105
饕餮巨獸發出一聲嚎叫, 不甘又憤怒,猩紅的雙眼怒瞪玉潋心, 一副兇神惡煞的模樣。
然則玉潋心絲毫不為所動,甚至朝它腦袋揮去一拳,咚的一聲悶響,同時教訓道:“瞪什麽瞪?!不服憋着!”
一口氣堵在胸口,上不來下不去,饕餮兩只銅鈴大小的眼睛充斥着不可置信。
它從未見過如此刁蠻無禮之人,比它尤甚!
不等它從愣神的狀态清醒, 躁怒撒氣, 玉潋心突然雙手抓住它的耳朵,口中默念法訣。
下一瞬,它受術法牽制,魂體消散, 還歸玉潋心的識海,眼前景象變幻之時,還聽得那嚣張放肆的女人大言不慚:“成事不足, 敗事有餘。”
嗷——
堂堂十靈之一的饕餮神獸何曾受過這樣的委屈?誰人見它不是聞風喪膽?
饕餮氣得幾乎原地升天,在識海中咆哮鬧騰,然而一轉眼, 化作血色魂火的鏡虛忽然湊到近前, 将他剛才吞噬入體的震魂魂獸扯出一絲魂氣來,自行煉化吸收。
它出去費心費力戰鬥,到手的東西改了名換了姓, 就是它的了,鏡虛此舉無異于盜竊!
火上澆油!
饕餮怒聲咆哮,哪裏還顧得上玉潋心, 當下便要先與鏡虛這賊子分個高下!
任識海中兩大魂骸鬥得頭破血流,玉潋心作壁上觀,反正有森羅魂骸幫她盯着,這倆三天一小吵五天一大吵,也沒吵出過什麽結果來。
下回有利可圖,它們不還得緊趕着出來賣命麽?
體內魂骸争執不休,祭臺上的形勢也是瞬息萬變,玉潋心救下闕清雲後,召回饕餮,不遠處那岳無極已近瘋魔。
他強行制住雲月寒的魂魄,不管對方願不願意,他都要将其複活。
虛空中那縷剛剛成型的魂魄正激烈掙紮着,可她到底也只是一縷魂魄,無法抗衡震魂魂骸之力,更難以掙脫岳無極針對她設下的枷鎖。
炎琴悅的慘叫聲更加凄厲,一旦雲月寒複活,帝女便只有死路一條。
眼看雲月寒被術法之力牽引,即将回到肉身之中,玉潋心耳側響起闕清雲的聲音:“潋心,以鏡虛之力斷其因果。

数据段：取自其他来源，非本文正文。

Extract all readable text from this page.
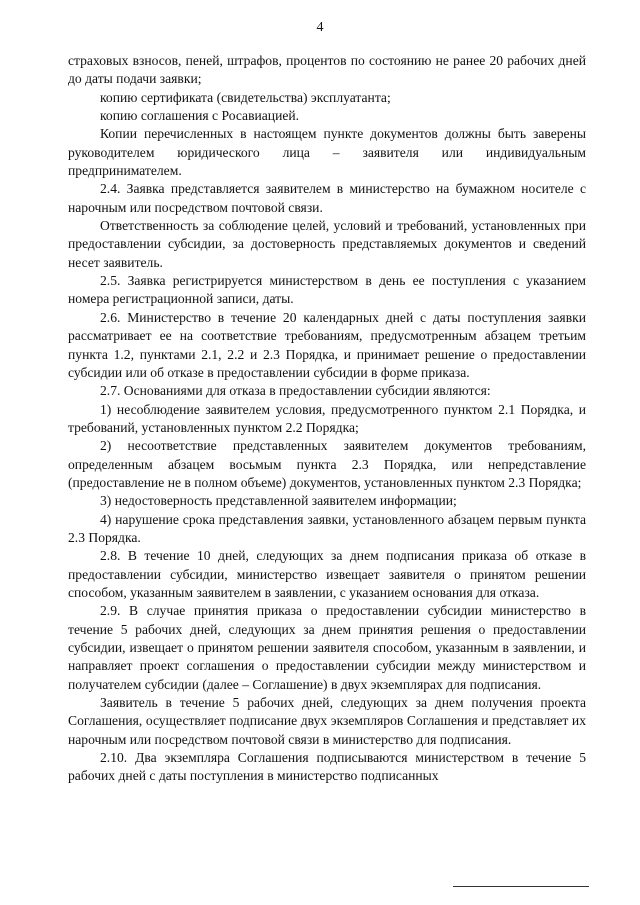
4

страховых взносов, пеней, штрафов, процентов по состоянию не ранее 20 рабочих дней до даты подачи заявки;

копию сертификата (свидетельства) эксплуатанта;

копию соглашения с Росавиацией.

Копии перечисленных в настоящем пункте документов должны быть заверены руководителем юридического лица – заявителя или индивидуальным предпринимателем.

2.4. Заявка представляется заявителем в министерство на бумажном носителе с нарочным или посредством почтовой связи.

Ответственность за соблюдение целей, условий и требований, установленных при предоставлении субсидии, за достоверность представляемых документов и сведений несет заявитель.

2.5. Заявка регистрируется министерством в день ее поступления с указанием номера регистрационной записи, даты.

2.6. Министерство в течение 20 календарных дней с даты поступления заявки рассматривает ее на соответствие требованиям, предусмотренным абзацем третьим пункта 1.2, пунктами 2.1, 2.2 и 2.3 Порядка, и принимает решение о предоставлении субсидии или об отказе в предоставлении субсидии в форме приказа.

2.7. Основаниями для отказа в предоставлении субсидии являются:

1) несоблюдение заявителем условия, предусмотренного пунктом 2.1 Порядка, и требований, установленных пунктом 2.2 Порядка;

2) несоответствие представленных заявителем документов требованиям, определенным абзацем восьмым пункта 2.3 Порядка, или непредставление (предоставление не в полном объеме) документов, установленных пунктом 2.3 Порядка;

3) недостоверность представленной заявителем информации;

4) нарушение срока представления заявки, установленного абзацем первым пункта 2.3 Порядка.

2.8. В течение 10 дней, следующих за днем подписания приказа об отказе в предоставлении субсидии, министерство извещает заявителя о принятом решении способом, указанным заявителем в заявлении, с указанием основания для отказа.

2.9. В случае принятия приказа о предоставлении субсидии министерство в течение 5 рабочих дней, следующих за днем принятия решения о предоставлении субсидии, извещает о принятом решении заявителя способом, указанным в заявлении, и направляет проект соглашения о предоставлении субсидии между министерством и получателем субсидии (далее – Соглашение) в двух экземплярах для подписания.

Заявитель в течение 5 рабочих дней, следующих за днем получения проекта Соглашения, осуществляет подписание двух экземпляров Соглашения и представляет их нарочным или посредством почтовой связи в министерство для подписания.

2.10. Два экземпляра Соглашения подписываются министерством в течение 5 рабочих дней с даты поступления в министерство подписанных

”
既是以魂骸之力為引所設的招魂法陣,自然也只有魂骸之力能予以最大程度的破壞。
玉潋心并不遲疑,當即拂袖,一道無形的風刃卷了出去,撕裂虛空,猝然斬斷術法相接的兩端。
那牽連生死因果的絲線在岳無極手中斷開,他兩眼圓睜,驚懼而憤怒地咆哮:“不!”
雲月寒的魂魄在虛空中扭曲閃爍,自魂骸之力化作的繩索中掙脫,可她并未立即消散,而是一擺首,閃電般奔向炎琴悅。
慘叫聲戛然而止,紮在炎琴悅四肢上的骨釘猝然崩落,汩汩而流的鮮血也随之止住,傷口飛快愈合。

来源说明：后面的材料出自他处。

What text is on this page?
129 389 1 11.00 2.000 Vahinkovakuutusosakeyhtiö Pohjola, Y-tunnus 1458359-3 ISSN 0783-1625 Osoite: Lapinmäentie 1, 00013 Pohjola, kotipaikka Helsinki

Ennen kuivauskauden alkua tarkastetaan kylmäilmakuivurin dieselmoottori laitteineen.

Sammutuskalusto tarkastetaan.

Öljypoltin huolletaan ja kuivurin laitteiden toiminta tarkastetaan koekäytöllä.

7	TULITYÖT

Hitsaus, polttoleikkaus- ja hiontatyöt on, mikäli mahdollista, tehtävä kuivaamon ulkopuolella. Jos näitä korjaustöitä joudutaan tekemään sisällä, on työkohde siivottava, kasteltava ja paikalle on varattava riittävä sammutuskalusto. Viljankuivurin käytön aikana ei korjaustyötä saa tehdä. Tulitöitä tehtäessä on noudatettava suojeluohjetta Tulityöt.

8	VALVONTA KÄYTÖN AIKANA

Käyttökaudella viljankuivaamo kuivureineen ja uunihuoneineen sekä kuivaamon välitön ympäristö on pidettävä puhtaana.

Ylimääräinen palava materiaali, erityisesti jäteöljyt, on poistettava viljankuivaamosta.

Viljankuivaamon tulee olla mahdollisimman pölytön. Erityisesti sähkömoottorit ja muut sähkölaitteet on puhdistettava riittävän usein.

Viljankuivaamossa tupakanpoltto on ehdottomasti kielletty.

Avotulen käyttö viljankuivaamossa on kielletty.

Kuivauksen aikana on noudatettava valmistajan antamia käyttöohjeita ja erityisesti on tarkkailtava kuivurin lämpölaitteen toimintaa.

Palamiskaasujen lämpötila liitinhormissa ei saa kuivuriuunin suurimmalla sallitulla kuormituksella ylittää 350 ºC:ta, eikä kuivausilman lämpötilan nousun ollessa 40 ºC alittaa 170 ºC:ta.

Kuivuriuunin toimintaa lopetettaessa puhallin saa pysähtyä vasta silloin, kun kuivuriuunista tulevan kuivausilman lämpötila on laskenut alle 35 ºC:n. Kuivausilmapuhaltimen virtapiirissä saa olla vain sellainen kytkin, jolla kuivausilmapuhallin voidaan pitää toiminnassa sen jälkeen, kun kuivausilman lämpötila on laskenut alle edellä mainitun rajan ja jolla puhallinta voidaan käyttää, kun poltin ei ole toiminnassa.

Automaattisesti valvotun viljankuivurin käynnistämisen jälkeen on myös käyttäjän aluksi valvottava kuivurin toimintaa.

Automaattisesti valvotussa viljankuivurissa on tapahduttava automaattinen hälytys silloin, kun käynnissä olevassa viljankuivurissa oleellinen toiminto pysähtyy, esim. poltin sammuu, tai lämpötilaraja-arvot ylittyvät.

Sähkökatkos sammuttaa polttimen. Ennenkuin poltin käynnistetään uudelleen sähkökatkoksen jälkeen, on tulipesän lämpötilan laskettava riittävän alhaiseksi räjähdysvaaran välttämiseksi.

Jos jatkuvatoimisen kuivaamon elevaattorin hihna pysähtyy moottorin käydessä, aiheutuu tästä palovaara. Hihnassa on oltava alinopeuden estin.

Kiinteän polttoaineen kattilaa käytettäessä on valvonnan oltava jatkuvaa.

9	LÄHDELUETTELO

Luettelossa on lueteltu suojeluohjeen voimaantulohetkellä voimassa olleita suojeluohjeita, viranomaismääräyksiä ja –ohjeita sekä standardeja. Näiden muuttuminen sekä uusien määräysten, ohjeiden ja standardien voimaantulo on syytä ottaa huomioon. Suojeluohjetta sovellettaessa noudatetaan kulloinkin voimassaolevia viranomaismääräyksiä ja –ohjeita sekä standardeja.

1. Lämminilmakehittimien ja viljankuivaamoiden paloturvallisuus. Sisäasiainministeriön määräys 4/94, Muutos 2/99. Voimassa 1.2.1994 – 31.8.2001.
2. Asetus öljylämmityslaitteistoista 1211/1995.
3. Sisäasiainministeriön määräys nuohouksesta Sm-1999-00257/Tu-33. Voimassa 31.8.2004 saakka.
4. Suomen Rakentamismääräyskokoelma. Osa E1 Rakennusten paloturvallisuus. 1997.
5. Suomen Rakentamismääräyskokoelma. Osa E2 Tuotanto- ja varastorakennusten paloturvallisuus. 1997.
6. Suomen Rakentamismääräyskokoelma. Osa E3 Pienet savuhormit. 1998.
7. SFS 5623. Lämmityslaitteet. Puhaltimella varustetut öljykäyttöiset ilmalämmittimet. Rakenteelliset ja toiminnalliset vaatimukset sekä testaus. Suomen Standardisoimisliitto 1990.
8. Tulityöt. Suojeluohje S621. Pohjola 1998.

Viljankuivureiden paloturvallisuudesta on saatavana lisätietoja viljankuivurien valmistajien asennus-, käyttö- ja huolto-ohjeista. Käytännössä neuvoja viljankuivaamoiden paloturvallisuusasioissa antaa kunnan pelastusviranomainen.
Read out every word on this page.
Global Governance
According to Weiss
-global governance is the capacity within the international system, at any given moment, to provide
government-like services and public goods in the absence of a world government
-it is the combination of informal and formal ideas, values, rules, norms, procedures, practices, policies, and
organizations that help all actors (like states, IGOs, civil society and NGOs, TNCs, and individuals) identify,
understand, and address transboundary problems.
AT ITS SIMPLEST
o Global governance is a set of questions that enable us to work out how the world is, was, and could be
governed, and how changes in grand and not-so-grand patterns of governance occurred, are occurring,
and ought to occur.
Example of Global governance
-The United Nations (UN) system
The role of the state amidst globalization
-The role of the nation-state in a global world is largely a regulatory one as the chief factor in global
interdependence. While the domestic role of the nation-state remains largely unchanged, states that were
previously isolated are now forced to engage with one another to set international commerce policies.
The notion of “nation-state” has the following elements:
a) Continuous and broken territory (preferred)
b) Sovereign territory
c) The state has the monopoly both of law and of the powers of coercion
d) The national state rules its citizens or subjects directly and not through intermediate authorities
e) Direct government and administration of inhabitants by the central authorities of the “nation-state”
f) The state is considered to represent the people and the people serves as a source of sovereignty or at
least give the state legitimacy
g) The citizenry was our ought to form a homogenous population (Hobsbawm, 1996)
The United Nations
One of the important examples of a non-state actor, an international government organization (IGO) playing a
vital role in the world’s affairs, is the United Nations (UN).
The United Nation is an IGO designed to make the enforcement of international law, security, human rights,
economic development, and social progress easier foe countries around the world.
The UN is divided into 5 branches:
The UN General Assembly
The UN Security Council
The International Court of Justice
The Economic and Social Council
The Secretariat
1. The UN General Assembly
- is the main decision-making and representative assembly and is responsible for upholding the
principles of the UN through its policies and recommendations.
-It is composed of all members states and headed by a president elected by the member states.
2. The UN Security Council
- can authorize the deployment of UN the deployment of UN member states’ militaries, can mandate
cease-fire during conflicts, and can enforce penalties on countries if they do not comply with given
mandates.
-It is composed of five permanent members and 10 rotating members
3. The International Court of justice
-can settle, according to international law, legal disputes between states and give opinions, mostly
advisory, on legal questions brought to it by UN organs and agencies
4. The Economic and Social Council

這一切發生在電光石火之間,連闕清雲二人都沒來得及反應,更惶說采取應對之措。
事已至此,她們反倒成了看客。
石棺上的女孩兒睜開眼睛,那雙原該是墨色的眼瞳中掠過一抹晶藍色的幽光,随即,她緩緩起身,雙腿懸在石棺一側,冷眼瞧着岳無極。
“雲師妹!”岳無極顫着聲喚道,雖滿目震驚,可他心中還存了半分僥幸。
盡管那還是炎琴悅的肉身,可其神态,氣息與舉止,都已變了模樣。
內裏真正主導這具肉身的魂魄,是被岳無極從輪回之中召來的已死之人,雲月寒。
炎琴悅自身的魂魄則因過于虛弱,應當尚處于昏迷狀态,但也因此僥幸保住一條性命,避免了因被當做祭品,魂飛魄散的結局。
“為什麽?”岳無極雙肩顫抖,他哪裏不明白雲月寒铤而走險,是為了護佑炎琴悅。
方才稍有差池,今日在這祭壇上灰飛煙滅的,便将是雲月寒了。
岳無極憤聲控訴:“雲師妹!是炎氏一族害你身死!這丫頭不過炎氏族人之罪果,你何故為了她這樣做?!”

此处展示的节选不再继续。